Un Brexit toujours entre impatience et incertitude

Theresa May tend l’oreille lors de la période de questions au parlement britannique, mercredi.
Photo: Mark Duffy Parlement britannique Agence France-Presse Theresa May tend l’oreille lors de la période de questions au parlement britannique, mercredi.

« Il faut arrêter cette folie. » Mercredi, l’ex-députée conservatrice britannique Heidi Allen a tiré à boulets rouges sur la première ministre Theresa May à neuf jours du Brexit, accusant le gouvernement d’être « au bord de détruire le pays », et ce, en maintenant encore et toujours dans l’impasse la sortie du Royaume-Uni de l’Union européenne (UE), prévue le 29 mars prochain.

Dans l’interminable feuilleton du Brexit, Londres a officiellement demandé mercredi à Bruxelles de prolonger de trois mois l’échéancier de la séparation amorcée après que 52 % des Britanniques eurent choisi cette option par voie référendaire en juin 2016. Un délai jugé « possible » par le président du Conseil européen, Donald Tusk, à condition toutefois que les parlementaires britanniques entérinent rapidement l’accord de retrait négocié par Theresa May avec l’UE, a-t-il indiqué. Cet accord a été rejeté massivement à deux reprises par Westminster depuis janvier dernier. Le gouvernement britannique a reporté à lundi prochain un troisième vote sur l’accord initialement prévu mercredi de cette semaine.

Les chefs d’État et premiers ministres de l’Union européenne se rencontrent jeudi et vendredi à Bruxelles pour discuter de la demande britannique de suspendre temporairement la date du Brexit et de la reporter au 30 juin prochain. Dans une lettre qui leur a été adressée mercredi, M. Tusk leur recommande d’acquiescer à la demande de Londres, sous condition. « Même si une fatigue du Brexit est de plus en plus visible et justifiée, nous ne pouvons pas abandonner la recherche d’une solution positive jusqu’au dernier moment, bien sûr, sans ouvrir de nouveau l’accord de retrait », a-t-il indiqué lors d’une déclaration publique en fin de journée mercredi.

Élections européennes

Lors d’une annonce à la nation diffusée sur le Web en fin de journée mercredi, Theresa May a remis une nouvelle fois dans les mains des députés l’avenir du Brexit et la responsabilité de l’échec en rappelant que l’accord qu’ils ont rejeté est le « meilleur possible ». Elle a également exclu la possibilité de tenir des élections générales pour sortir de l’impasse ou même d’appeler les Britanniques aux urnes pour un deuxième référendum. « Il est temps pour les députés de choisir, a-t-elle dit. Veulent-ils partir avec l’accord ? Veulent-ils partir sans accord ? Ou veulent-ils ne plus partir du tout, causant ainsi des dégâts importants dans la confiance du public, pas seulement envers une génération de politiciens, mais envers le processus démocratique au complet. »

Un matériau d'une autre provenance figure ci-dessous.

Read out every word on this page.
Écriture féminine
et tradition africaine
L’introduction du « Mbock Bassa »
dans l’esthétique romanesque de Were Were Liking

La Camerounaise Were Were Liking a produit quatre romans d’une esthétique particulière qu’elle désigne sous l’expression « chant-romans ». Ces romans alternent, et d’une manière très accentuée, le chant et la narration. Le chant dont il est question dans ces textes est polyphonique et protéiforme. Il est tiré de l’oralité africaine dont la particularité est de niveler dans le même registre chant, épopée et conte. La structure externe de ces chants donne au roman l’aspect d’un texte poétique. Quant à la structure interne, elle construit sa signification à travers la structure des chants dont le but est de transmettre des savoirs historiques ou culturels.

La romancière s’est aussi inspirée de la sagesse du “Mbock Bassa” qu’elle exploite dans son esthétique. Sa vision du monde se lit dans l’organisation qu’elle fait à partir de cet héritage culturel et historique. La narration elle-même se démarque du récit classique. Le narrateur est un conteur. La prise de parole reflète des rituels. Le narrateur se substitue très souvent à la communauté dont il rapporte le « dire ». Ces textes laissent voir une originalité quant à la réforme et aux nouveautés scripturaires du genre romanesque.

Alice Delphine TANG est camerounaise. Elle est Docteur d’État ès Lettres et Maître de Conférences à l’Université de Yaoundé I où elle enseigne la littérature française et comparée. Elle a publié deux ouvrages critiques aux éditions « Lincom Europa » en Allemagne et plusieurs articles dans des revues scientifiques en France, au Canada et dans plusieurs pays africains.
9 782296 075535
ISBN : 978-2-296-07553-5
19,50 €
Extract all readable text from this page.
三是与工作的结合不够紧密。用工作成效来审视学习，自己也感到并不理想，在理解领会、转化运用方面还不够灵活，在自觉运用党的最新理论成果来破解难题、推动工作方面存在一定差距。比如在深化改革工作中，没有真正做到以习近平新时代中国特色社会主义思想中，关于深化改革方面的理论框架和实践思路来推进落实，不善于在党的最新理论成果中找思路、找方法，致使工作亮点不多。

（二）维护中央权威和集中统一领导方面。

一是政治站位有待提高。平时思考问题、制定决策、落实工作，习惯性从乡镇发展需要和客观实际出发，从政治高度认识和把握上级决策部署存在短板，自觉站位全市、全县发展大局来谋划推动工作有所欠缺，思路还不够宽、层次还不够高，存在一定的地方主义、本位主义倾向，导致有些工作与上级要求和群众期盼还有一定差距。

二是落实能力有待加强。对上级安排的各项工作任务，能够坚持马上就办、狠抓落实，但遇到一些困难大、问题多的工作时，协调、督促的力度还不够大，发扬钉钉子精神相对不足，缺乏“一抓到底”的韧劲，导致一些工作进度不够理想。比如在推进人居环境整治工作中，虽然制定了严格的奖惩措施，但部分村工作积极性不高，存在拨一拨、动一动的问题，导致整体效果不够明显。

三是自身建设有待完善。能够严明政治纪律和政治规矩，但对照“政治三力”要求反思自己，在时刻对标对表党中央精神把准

Les 27 pays membres de l’UE doivent accepter à l’unanimité la demande de Londres. Or, plusieurs pays estiment que ce délai est trop long et fait peser « un risque politique » pour l’institution puisqu’il va au-delà du 23 mai, soit la date des prochaines élections européennes auxquelles le Royaume-Uni n’a pas prévu de participer en raison de son départ anticipé de l’Union. Ces élections se préparent à changer les visages et possiblement les forces politiques en place au Parlement européen.

Qui plus est, selon Press Association, un regroupement de journaux britanniques, la France, l’Espagne, la Belgique et l’Italie seraient prêtes à rejeter la demande de prolongation, à moins d’avoir la certitude que l’accord de retrait va être adopté par les députés britanniques pour sortir de l’impasse. Le président français, Emmanuel Macron, pourrait d’ailleurs maintenir la ligne dure face à Londres, qu’il exhorte à porter rapidement ce Brexit à sa conclusion. C’est que l’interminable processus de divorce retarde de facto ses importants plans de réforme de l’Union européenne, dont il espère retirer des gains politiques.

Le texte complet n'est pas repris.